Я чувствовал, что моя жизнь движется по двум путям. Один был понятный и хорошо знакомый: Маргарет, газета, Шарлотта и ее компания, работа, люди, выпивка, обычная лондонская жизнь — с субботними вечерами, толпами футбольных болельщиков, устремляющимися на стадион «Хайбери», чаем, походом в кино или в китайский ресторан, если есть деньги. Со всем этим дело наладилось. Я наловчился общаться с людьми; я снизил свои требования к ним и научился переключаться на нейтралку, когда они говорили. Чувство счастья мне недоступно — возможно, я вообще не понимаю, что это такое, — но я испытывал что-то похожее, удовольствие, что ли, или по крайней мере удовлетворение от исправно функционирующей рутины, регулярно выдающей вознаграждение.
Но был и второй путь (или берег?), которого я вообще не понимал, видимо, потому, что какие-то его части начисто забыл. Цепкость моей памяти такова, что многие считают это патологией: я способен запомнить огромное множество фактов и дат и большие куски текста. Но события моего собственного прошлого, которые, казалось, должны сами собой всплывать без подсказок даже в посредственной памяти, не говоря об эксклюзивной, — их нет. Они не просто не отложились там, не зафиксировались, не попали в каталог: их словно вообще не происходило.
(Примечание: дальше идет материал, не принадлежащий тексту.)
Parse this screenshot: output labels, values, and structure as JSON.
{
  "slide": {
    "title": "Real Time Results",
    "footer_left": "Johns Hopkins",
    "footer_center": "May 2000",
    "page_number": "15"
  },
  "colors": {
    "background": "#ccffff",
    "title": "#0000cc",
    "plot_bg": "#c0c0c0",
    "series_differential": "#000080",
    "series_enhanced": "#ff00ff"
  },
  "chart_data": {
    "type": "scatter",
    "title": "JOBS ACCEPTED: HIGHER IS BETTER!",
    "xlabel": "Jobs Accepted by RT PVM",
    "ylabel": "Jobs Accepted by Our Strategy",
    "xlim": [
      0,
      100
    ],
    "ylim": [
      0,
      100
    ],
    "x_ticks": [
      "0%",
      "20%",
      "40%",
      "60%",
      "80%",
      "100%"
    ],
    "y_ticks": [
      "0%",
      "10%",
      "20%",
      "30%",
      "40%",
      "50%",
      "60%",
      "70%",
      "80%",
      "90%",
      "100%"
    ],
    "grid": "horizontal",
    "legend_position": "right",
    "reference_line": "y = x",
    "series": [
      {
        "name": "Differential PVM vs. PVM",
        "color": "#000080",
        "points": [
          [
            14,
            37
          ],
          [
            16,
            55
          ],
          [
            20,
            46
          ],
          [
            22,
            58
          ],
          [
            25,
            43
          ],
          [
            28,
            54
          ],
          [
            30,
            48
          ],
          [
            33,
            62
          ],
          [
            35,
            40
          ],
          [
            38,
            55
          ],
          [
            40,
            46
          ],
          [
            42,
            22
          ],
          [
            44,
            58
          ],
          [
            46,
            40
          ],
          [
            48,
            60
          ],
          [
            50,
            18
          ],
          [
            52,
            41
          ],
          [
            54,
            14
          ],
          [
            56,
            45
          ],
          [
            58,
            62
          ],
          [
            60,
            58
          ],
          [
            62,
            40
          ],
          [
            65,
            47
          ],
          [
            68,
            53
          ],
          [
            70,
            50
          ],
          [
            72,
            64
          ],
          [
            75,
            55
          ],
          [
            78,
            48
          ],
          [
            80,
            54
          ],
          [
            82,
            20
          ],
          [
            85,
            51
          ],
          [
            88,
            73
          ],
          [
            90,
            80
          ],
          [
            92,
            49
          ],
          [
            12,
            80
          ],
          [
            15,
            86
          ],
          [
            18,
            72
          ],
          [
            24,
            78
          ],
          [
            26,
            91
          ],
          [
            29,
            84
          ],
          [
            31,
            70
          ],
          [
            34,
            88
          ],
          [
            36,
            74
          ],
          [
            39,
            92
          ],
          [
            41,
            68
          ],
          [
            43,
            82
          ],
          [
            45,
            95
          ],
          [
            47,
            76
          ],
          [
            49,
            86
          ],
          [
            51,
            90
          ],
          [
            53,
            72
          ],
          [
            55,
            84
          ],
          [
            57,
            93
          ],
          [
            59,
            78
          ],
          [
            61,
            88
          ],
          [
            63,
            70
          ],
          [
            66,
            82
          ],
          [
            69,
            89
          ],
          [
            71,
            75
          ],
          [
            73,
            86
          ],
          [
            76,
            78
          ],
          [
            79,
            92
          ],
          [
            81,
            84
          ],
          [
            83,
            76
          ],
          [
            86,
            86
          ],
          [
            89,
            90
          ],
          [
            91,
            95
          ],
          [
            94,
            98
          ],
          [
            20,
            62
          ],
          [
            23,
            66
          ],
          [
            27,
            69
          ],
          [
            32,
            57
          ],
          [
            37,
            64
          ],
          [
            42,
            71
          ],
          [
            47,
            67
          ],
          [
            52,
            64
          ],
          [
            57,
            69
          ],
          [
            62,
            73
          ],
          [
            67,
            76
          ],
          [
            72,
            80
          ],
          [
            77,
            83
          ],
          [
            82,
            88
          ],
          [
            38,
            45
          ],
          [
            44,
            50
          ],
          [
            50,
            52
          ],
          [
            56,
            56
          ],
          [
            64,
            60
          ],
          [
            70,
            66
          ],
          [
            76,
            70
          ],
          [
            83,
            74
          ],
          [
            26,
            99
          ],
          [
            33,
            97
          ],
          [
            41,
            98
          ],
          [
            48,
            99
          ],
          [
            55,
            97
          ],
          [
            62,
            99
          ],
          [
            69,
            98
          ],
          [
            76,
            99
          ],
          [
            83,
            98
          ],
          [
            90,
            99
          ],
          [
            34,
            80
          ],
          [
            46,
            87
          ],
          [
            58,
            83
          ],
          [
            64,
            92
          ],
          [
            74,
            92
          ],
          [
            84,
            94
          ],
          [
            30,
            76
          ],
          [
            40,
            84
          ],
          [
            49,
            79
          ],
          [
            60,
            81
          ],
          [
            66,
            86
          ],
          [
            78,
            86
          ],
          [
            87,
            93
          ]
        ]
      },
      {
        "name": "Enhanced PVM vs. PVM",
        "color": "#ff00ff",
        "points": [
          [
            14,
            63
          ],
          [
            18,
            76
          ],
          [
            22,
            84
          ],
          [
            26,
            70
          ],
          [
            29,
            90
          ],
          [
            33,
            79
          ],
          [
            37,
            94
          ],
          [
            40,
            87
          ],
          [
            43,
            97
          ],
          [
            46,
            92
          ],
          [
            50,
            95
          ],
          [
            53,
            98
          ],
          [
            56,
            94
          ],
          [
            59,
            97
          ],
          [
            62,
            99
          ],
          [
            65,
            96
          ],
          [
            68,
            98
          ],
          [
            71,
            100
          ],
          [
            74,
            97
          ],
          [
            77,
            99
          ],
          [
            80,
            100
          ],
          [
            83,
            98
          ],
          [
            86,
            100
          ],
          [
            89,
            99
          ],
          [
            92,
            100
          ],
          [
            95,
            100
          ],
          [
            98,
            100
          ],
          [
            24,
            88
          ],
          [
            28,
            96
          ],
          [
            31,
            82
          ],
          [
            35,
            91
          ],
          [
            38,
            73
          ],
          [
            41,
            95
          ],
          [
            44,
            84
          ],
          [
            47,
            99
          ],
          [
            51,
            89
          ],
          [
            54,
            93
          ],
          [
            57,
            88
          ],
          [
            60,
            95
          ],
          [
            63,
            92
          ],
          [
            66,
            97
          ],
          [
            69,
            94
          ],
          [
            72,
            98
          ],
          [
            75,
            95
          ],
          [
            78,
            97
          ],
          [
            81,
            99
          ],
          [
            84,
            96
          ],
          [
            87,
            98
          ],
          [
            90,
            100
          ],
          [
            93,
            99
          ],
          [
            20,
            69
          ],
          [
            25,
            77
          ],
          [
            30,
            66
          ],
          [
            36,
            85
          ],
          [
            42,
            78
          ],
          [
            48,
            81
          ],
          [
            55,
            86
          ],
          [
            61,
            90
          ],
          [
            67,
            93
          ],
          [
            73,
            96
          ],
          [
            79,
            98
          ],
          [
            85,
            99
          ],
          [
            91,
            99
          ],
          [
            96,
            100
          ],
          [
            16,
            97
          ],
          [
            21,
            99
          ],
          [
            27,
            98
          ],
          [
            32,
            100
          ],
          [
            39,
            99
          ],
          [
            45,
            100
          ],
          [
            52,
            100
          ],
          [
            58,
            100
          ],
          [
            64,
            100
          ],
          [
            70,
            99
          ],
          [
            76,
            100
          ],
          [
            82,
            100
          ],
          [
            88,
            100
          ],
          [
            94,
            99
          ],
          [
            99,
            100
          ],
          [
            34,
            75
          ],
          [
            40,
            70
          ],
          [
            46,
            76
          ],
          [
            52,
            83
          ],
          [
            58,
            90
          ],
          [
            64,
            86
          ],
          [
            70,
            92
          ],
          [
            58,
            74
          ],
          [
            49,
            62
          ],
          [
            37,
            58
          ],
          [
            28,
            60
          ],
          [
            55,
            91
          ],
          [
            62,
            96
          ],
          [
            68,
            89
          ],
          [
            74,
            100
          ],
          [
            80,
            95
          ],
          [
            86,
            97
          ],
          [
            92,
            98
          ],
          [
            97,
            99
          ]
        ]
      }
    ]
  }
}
Может, и правда не происходило.
Недели через две после той полицейской пресс-конференции, под вечер воскресенья, мне вдруг стало не по себе.
Затем появились симптомы панической атаки. Я мерил шагами свою бейсуотерскую квартиру. Включил музыку, потом выключил.
Я чувствовал, что события, которым полагалось оставаться привязанными к своим датам — сколь бы противоестественным и насквозь неверным ни было такое представление о времени, — сорвались с цепи и происходят, будто впервые. То, что мы по наивности называли прошлым, обернулось как бы настоящим. И как в тот раз, когда я убегал посреди спектакля из темного зала старой церкви, все происходило одновременно — сейчас…
Я действовал как всегда: проглотил таблетки, запил спиртным, постарался успокоиться. Сел на кровать и крепко обхватил себя обеими руками.
Пообедал я в «Мельнице». Это я знал точно. Тут пока все ясно. Туда я зашел, возвращаясь из Сиджвик-Сайта, с лекции про Гарибальди и объединение Италии. Лекцию читала доктор Элизабет Стич. Обычно я обедал в «Якоре», там хороший вид на реку, «Мельницу», по-моему, захвалили, причем незаслуженно, но по неведомой причине, может просто для разнообразия, я отправился туда. Сел за столик, заказал пинту биттера и запеченный картофель с начинкой. Кажется, с сыром, это и качественно, и недорого. Дженнифер сидела за соседним столиком, вдвоем с Робином Уилсоном. Он наклонился к ней через столик, чувствовалось, что разговор «тяжелый» и не предназначенный для посторонних ушей. Я обратил внимание на то, что футболка и куртка Робина немного задрались на спине. Дженнифер вжалась в деревянную спинку скамьи, будто отстраняясь от Робина. На ней была юбка в цветочек. Я видел ее голые ноги. Острые коленные чашечки придавали коленям соблазнительную форму перевернутого треугольника. Она курила сигарету и старалась сдержать смех, но взгляд выдавал растущее сочувствие и тревогу — по мере того как тихий голос Робина становился все громче и требовательней.
Я вижу ее предельно отчетливо. Про воспоминания говорят «отпечатываются», невольно представляешь себе пресс, штампующий картинку. Именно так сохранился в памяти ее образ. Хотя метафора штамповки слишком механистична и суха. Есть ведь еще дыхание, волнение, движение, меняющийся цвет. Она жива, — будь я проклят, — она жива. И до чего гармонична, с этой женственной заботой, что пересиливает девчоночью насмешливость. Я вечно буду помнить это спокойное и прекрасное женственно-девичье выражение ее лица. Ей был двадцать один год.
Они ушли. Джен так самозабвенно слушала Робина, что забыла попрощаться и со мной, и с Малини в другом конце зала. Она вышла в дверь, на ходу накинув на плечо ремешок коричневой кожаной сумки. Подол юбки на миг взметнулся — это Джен переступила порог и шагнула на мощеную дорожку. Я вышел и несколько секунд стоял в конце переулка Лондресс-лейн.
К тому моменту я уже выпил три пинты пива и проглотил голубую таблетку, но чувствовал себя паршиво. Чувствовал гнев. Я зашагал по унылой Милл-лейн с ее высокими домами. Это ловушка, мир, который я не могу переделать под себя. Другим в нем светит солнце, а мне достался мрак.